Nevertheless i present the current implementation as is (mainly to test the verilog syntax highlighting capabilities of highlight.js :-) )


module alu(
 input [31:0] a,
 input [31:0] b,
 input carry_in,
 input [7:0] op,
 output [31:0] c,
 output carry_out,
 output is_zero,
 output is_negative
 );

 wire [32:0] add = {0, a} + {0, b};
 wire [32:0] adc = add + { 32'd0, carry_in};
 wire [32:0] sub = {0, a} - {0, b};
 wire [32:0] sbc = sub - { 32'd0, carry_in};
 wire [32:0] b_and = {0, a & b};
 wire [32:0] b_or  = {0, a | b};
 wire [32:0] b_xor = {0, a ^ b};
 wire [32:0] b_not = {0,~a    };
 wire [32:0] extend = {a[31],a};
 wire [32:0] min_a = -extend;
 wire [32:0] cmp = sub[32] ? 33'h1ffff_ffff : sub == 0 ? 0 : 1;
 wire [32:0] shiftl = {a[31:0],1'b0};
 wire [32:0] shiftr = {a[0],1'b0,a[31:1]};
 wire [31:0] mult_al_bl = a[15: 0] * b[15: 0];
 wire [31:0] mult_al_bh = a[15: 0] * b[31:16];
 wire [31:0] mult_ah_bl = a[31:16] * b[15: 0];
 wire [31:0] mult_ah_bh = a[31:16] * b[31:16];
 wire [63:0] mult64 = {32'b0,mult_al_bl} + {16'b0,mult_al_bh,16'b0} 
                    + {16'b0,mult_ah_bl,16'b0} + {mult_ah_bh,32'b0};

 wire [32:0] result;

 always @(*) begin
  result= op == 0 ? add :
    op == 1 ? adc :
    op == 2 ? sub :
    op == 3 ? sbc :

    op == 4 ? b_or :
    op == 5 ? b_and :
    op == 6 ? b_not :
    op == 7 ? b_xor :

    op == 8 ? cmp :
    op == 9 ? {1'b0, a} :

    op == 12 ? shiftl :
    op == 13 ? shiftr :

    op == 16 ? {17'b0, mult_al_bl} :
    op == 17 ? {1'b0, mult64[31:0]} :
    op == 18 ? {1'b0, mult64[63:32]} :
    33'b0;
 end

 assign c = result[31:0];
 assign carry_out = result[32];
 assign is_zero = (c == 0);
 assign is_negative = c[31];

endmodule

Rotating blinkenlights

As everbody knows, no fpga design is worth anything unless can blink your on board LEDs :-)

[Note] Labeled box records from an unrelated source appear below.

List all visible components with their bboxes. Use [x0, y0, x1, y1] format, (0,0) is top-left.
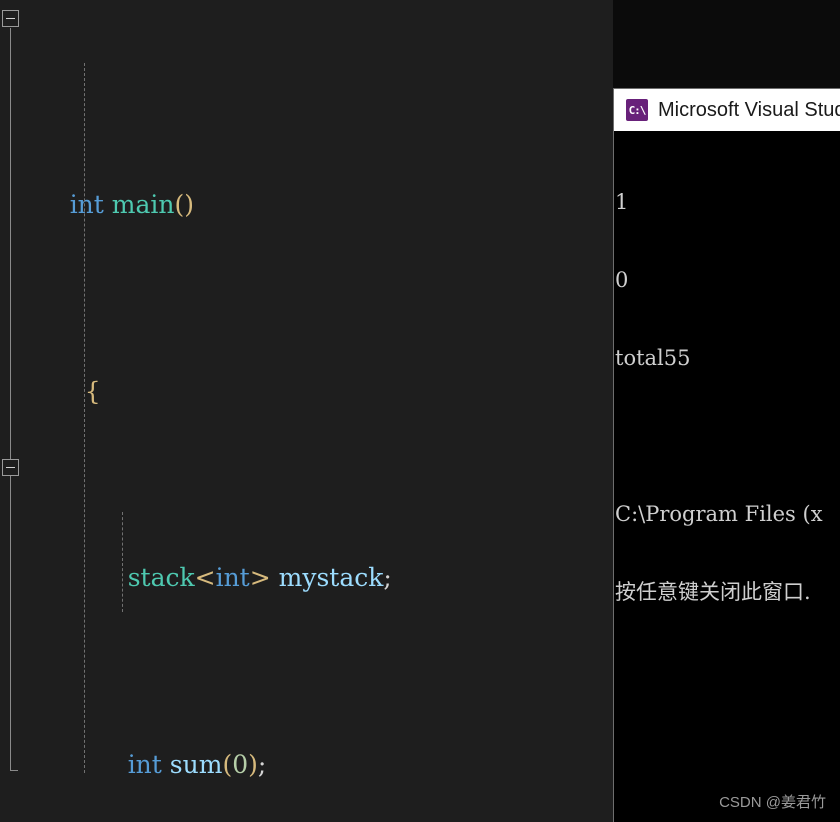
token-identifier: mystack [278, 563, 384, 593]
console-output-blank [615, 423, 840, 449]
code-editor[interactable]: int main() { stack<int> mystack; int sum… [0, 0, 613, 822]
token-keyword: int [127, 749, 162, 779]
console-output-line: 0 [615, 268, 629, 292]
token-identifier: sum [169, 749, 223, 779]
indent-guide-level2 [122, 512, 123, 612]
console-output[interactable]: 1 0 total55 C:\Program Files (x 按任意键关闭此窗… [614, 131, 840, 657]
console-titlebar[interactable]: C:\ Microsoft Visual Studi [614, 89, 840, 131]
indent-guide-level1 [84, 63, 85, 773]
code-text-area[interactable]: int main() { stack<int> mystack; int sum… [22, 0, 613, 822]
collapse-toggle-main[interactable] [2, 10, 19, 27]
console-output-line: 1 [615, 190, 629, 214]
console-output-line: total55 [615, 346, 691, 370]
watermark: CSDN @姜君竹 [719, 794, 826, 811]
token-number: 0 [232, 749, 249, 779]
token-keyword: int [69, 190, 104, 220]
outline-vertical-line-main [10, 28, 11, 770]
code-line[interactable]: stack<int> mystack; [22, 522, 613, 592]
code-line[interactable]: int sum(0); [22, 709, 613, 779]
token-brace: { [84, 376, 101, 406]
console-output-prompt: 按任意键关闭此窗口. [615, 580, 811, 604]
token-keyword: int [215, 563, 250, 593]
token-type: stack [127, 563, 195, 593]
console-output-path: C:\Program Files (x [615, 502, 823, 526]
collapse-toggle-while[interactable] [2, 459, 19, 476]
console-window-title: Microsoft Visual Studi [658, 98, 840, 121]
code-line[interactable]: { [22, 336, 613, 406]
token-paren: () [174, 190, 195, 220]
code-line[interactable]: int main() [22, 149, 613, 219]
console-window[interactable]: C:\ Microsoft Visual Studi 1 0 total55 C… [613, 88, 840, 822]
token-function: main [111, 190, 175, 220]
outlining-gutter[interactable] [0, 0, 22, 822]
cmd-icon: C:\ [626, 99, 648, 121]
outline-foot-main [10, 770, 18, 771]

Now I am a long way still from documenting fully what i have implemented but the current implementation of the cpu is fully functional and is capable of running a small program that lights the leds on the iCEbreaker board in a rotating manner until a key is pressed.

The actual code can be found in blinkenlights.S and when writing the program I noticed that when working with bytes getting a byte into the low order bits of a register almost always requires two instruction: one to clear the register and a second one to actually load an immediate byte value.

Now this is convenient when loading the alu operation into the lower byte of the flags register without clearing the flags but in most other situations I am starting to doubt this implementation decision. That is one thing I want to think about.

Tuesday, 31 December 2019

CPU design

The CPU design as currently implemented largely follows the diagram shown below. It features a 16 x 32bit register file and 16 bit instructions. It has an ALU that performs actions on any two input registers and can write it back. The actual alu operation is encoded in the low byte of R13 (the flags register). This means choosing an ALU operation and performing it are two instructions. This does keep the instruction size down and allows for apply the same operation to different combinations of registers without an extra instruction. (How useful this is, is somethign we will have to see when we start writing real code).
(The opcodes and alu operations implemented are documented in this sheet)
Address operations (basically adding any two registers) are done by a separate adder. The verilog implementation of the current cpu can be found in the GitHub repo (cpu.v, alu.v).